Publié le 2026-04-19 par RiskQuiz Research

La carte des métiers IA en 2030 : quels rôles disparaissent, lesquels survivent

Chaque prévision sur l'IA et 2030 prend l'une de deux formes. La première est un titre de presse : 300 millions d'emplois vont disparaître. La seconde est un message rassurant : les nouveaux emplois compenseront largement les pertes. Les deux sont vraies au niveau agrégé et inutiles au niveau personnel. La question qui compte vraiment pour vous est plus précise et plus répondable : en 2030, quelle partie de votre semaine existera encore, qui la fera et comment s'appellera-t-elle ?

Cet article rassemble ce que les grands instituts de recherche — le Forum économique mondial, McKinsey, Goldman Sachs, l'OCDE, le FMI, le Bureau américain des statistiques du travail (BLS) et Anthropic — ont réellement dit sur 2030. Il classe les rôles en quatre catégories : en disparition, en contraction, en transformation et en expansion. Et il vous donne un moyen de vous situer sur cette carte avant qu'elle ne vous situe elle-même.

Si vous souhaitez la réponse personnelle plutôt que le panorama macro, faites notre bilan gratuit de risque professionnel face à l'IA et obtenez votre résultat en environ 90 secondes. Si vous voulez le tableau global avec les sources, poursuivez la lecture.

La version condensée : la carte des métiers 2030 ne porte pas sur les emplois qui meurent. Elle porte sur les emplois qui se fragmentent — quelles tâches partent, lesquelles restent et si ce qui reste justifie un poste à temps plein au salaire souhaité.

Ce que disent vraiment les chiffres de 2030

Avant de prédire quels rôles vont disparaître, il convient d'être précis sur ce qu'affirment les prévisions — et sur ce qu'elles n'affirment pas.

Goldman Sachs (mars 2023, "The Potentially Large Effects of Artificial Intelligence on Economic Growth") a estimé que l'IA générative pourrait exposer l'équivalent de 300 millions d'emplois à temps plein dans le monde à l'automatisation. Le chiffre largement cité est 300 millions.
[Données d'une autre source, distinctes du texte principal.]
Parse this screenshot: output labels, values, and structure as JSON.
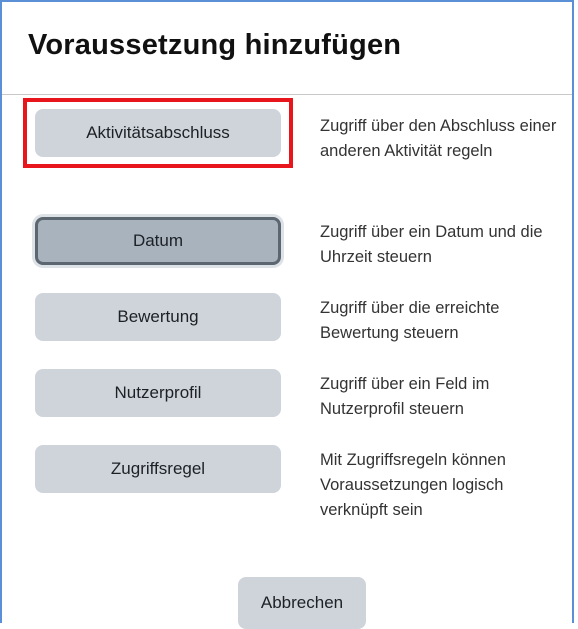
{
  "dialog": {
    "title": "Voraussetzung hinzufügen"
  },
  "options": [
    {
      "label": "Aktivitätsabschluss",
      "description": "Zugriff über den Abschluss einer anderen Aktivität regeln"
    },
    {
      "label": "Datum",
      "description": "Zugriff über ein Datum und die Uhrzeit steuern"
    },
    {
      "label": "Bewertung",
      "description": "Zugriff über die erreichte Bewertung steuern"
    },
    {
      "label": "Nutzerprofil",
      "description": "Zugriff über ein Feld im Nutzerprofil steuern"
    },
    {
      "label": "Zugriffsregel",
      "description": "Mit Zugriffsregeln können Voraussetzungen logisch verknüpft sein"
    }
  ],
  "footer": {
    "cancel_label": "Abbrechen"
  },
  "colors": {
    "button_bg": "#ced4da",
    "focused_button_bg": "#a8b3be",
    "highlight_border": "#e8151c",
    "dialog_border": "#5b8fd6"
  }
}
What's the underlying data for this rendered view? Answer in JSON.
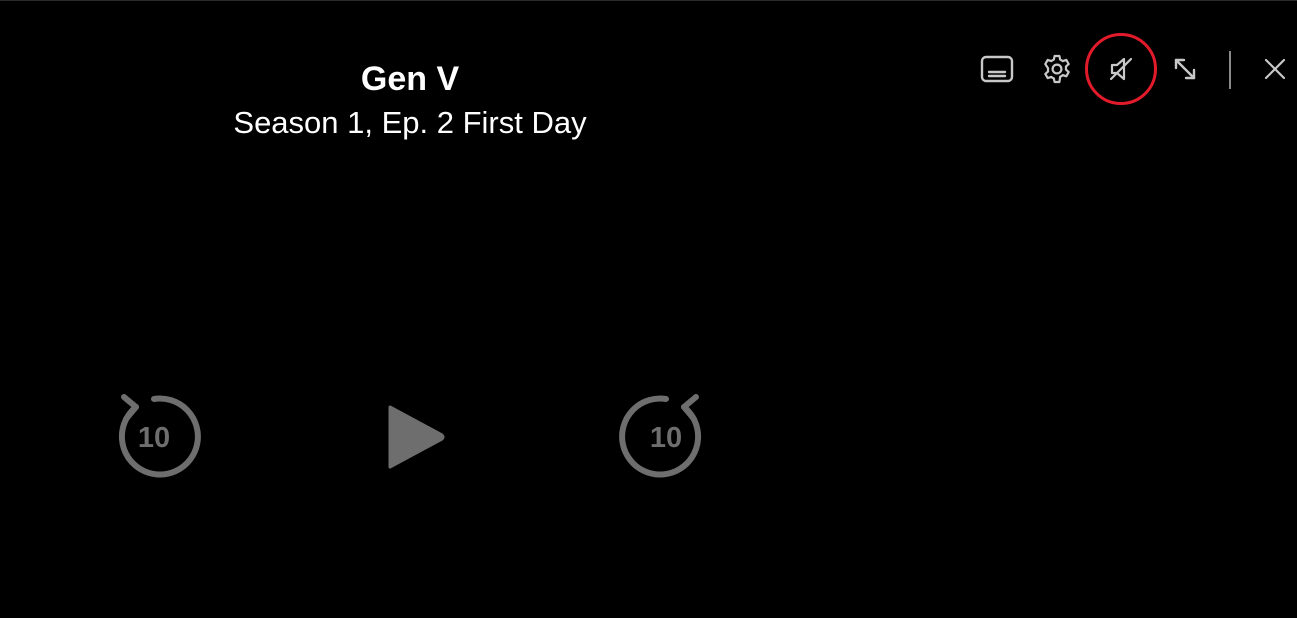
{
  "title": {
    "show": "Gen V",
    "episode": "Season 1, Ep. 2 First Day"
  },
  "top_controls": {
    "subtitles": {
      "icon": "subtitles-icon"
    },
    "settings": {
      "icon": "gear-icon"
    },
    "volume": {
      "icon": "volume-muted-icon",
      "state": "muted",
      "highlighted": true
    },
    "fullscreen": {
      "icon": "expand-arrows-icon"
    },
    "close": {
      "icon": "close-icon"
    }
  },
  "center_controls": {
    "rewind": {
      "icon": "rewind-10-icon",
      "label": "10"
    },
    "play": {
      "icon": "play-icon"
    },
    "forward": {
      "icon": "forward-10-icon",
      "label": "10"
    }
  },
  "colors": {
    "background": "#000000",
    "text": "#ffffff",
    "icon_top": "#c8c8c8",
    "icon_center": "#6e6e6e",
    "highlight": "#e21b2b"
  }
}
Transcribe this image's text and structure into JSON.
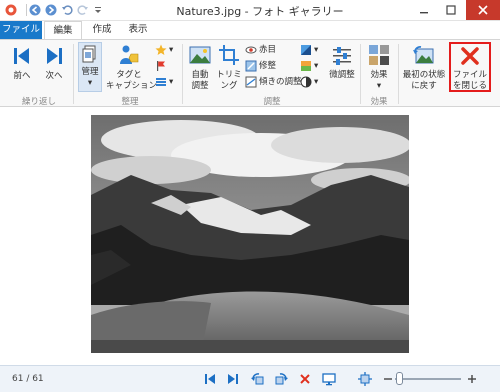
{
  "window": {
    "title": "Nature3.jpg - フォト ギャラリー"
  },
  "tabs": {
    "file": "ファイル",
    "edit": "編集",
    "create": "作成",
    "view": "表示"
  },
  "ribbon": {
    "prev": "前へ",
    "next": "次へ",
    "manage": "管理",
    "tag_caption_1": "タグと",
    "tag_caption_2": "キャプション",
    "auto_adjust_1": "自動",
    "auto_adjust_2": "調整",
    "trim_1": "トリミ",
    "trim_2": "ング",
    "red_eye": "赤目",
    "retouch": "修整",
    "straighten": "傾きの調整",
    "fine_tune": "微調整",
    "effects": "効果",
    "revert_1": "最初の状態",
    "revert_2": "に戻す",
    "close_file_1": "ファイル",
    "close_file_2": "を閉じる",
    "groups": {
      "repeat": "繰り返し",
      "organize": "整理",
      "adjust": "調整",
      "effects": "効果"
    }
  },
  "status": {
    "counter": "61 / 61"
  },
  "colors": {
    "file_tab": "#1979ca",
    "accent_blue": "#1c6fc4",
    "close_red": "#e41c1c"
  }
}
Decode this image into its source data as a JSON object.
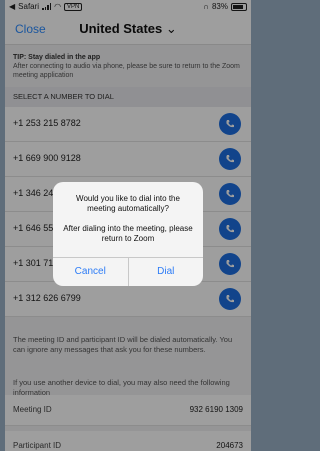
{
  "status_bar": {
    "carrier": "Safari",
    "vpn": "VPN",
    "battery": "83%"
  },
  "nav": {
    "close": "Close",
    "title": "United States"
  },
  "tip": {
    "label": "TIP: Stay dialed in the app",
    "text": "After connecting to audio via phone, please be sure to return to the Zoom meeting application"
  },
  "section": "SELECT A NUMBER TO DIAL",
  "numbers": [
    "+1 253 215 8782",
    "+1 669 900 9128",
    "+1 346 248 7799",
    "+1 646 558 8656",
    "+1 301 715 8592",
    "+1 312 626 6799"
  ],
  "note": "The meeting ID and participant ID will be dialed automatically. You can ignore any messages that ask you for these numbers.",
  "note2": "If you use another device to dial, you may also need the following information",
  "meeting": {
    "label": "Meeting ID",
    "value": "932 6190 1309"
  },
  "participant": {
    "label": "Participant ID",
    "value": "204673"
  },
  "dialog": {
    "title": "Would you like to dial into the meeting automatically?",
    "message": "After dialing into the meeting, please return to Zoom",
    "cancel": "Cancel",
    "dial": "Dial"
  }
}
Le bémol moins cité du même rapport : environ deux tiers des emplois actuels sont exposés à un certain degré à l'automatisation par l'IA, mais seule une partie des tâches au sein de ces emplois — l'estimation centrale de Goldman était 25–50 % du contenu des tâches — est réellement automatisable. « Exposé » n'est pas synonyme de « perdu ».

McKinsey Global Institute (juillet 2023, "Generative AI and the Future of Work in America") a fourni un chiffre 2030 plus net : jusqu'à 30 % des heures travaillées dans l'économie américaine pourraient être automatisées d'ici 2030, l'IA générative avançant le calendrier d'environ une décennie par rapport à sa projection de 2017. L'estimation de travail de McKinsey : 12 millions de transitions professionnelles pourraient être nécessaires aux États-Unis seuls d'ici 2030 — soit 12 millions de travailleurs changeant de métier, pas 12 millions de chômeurs.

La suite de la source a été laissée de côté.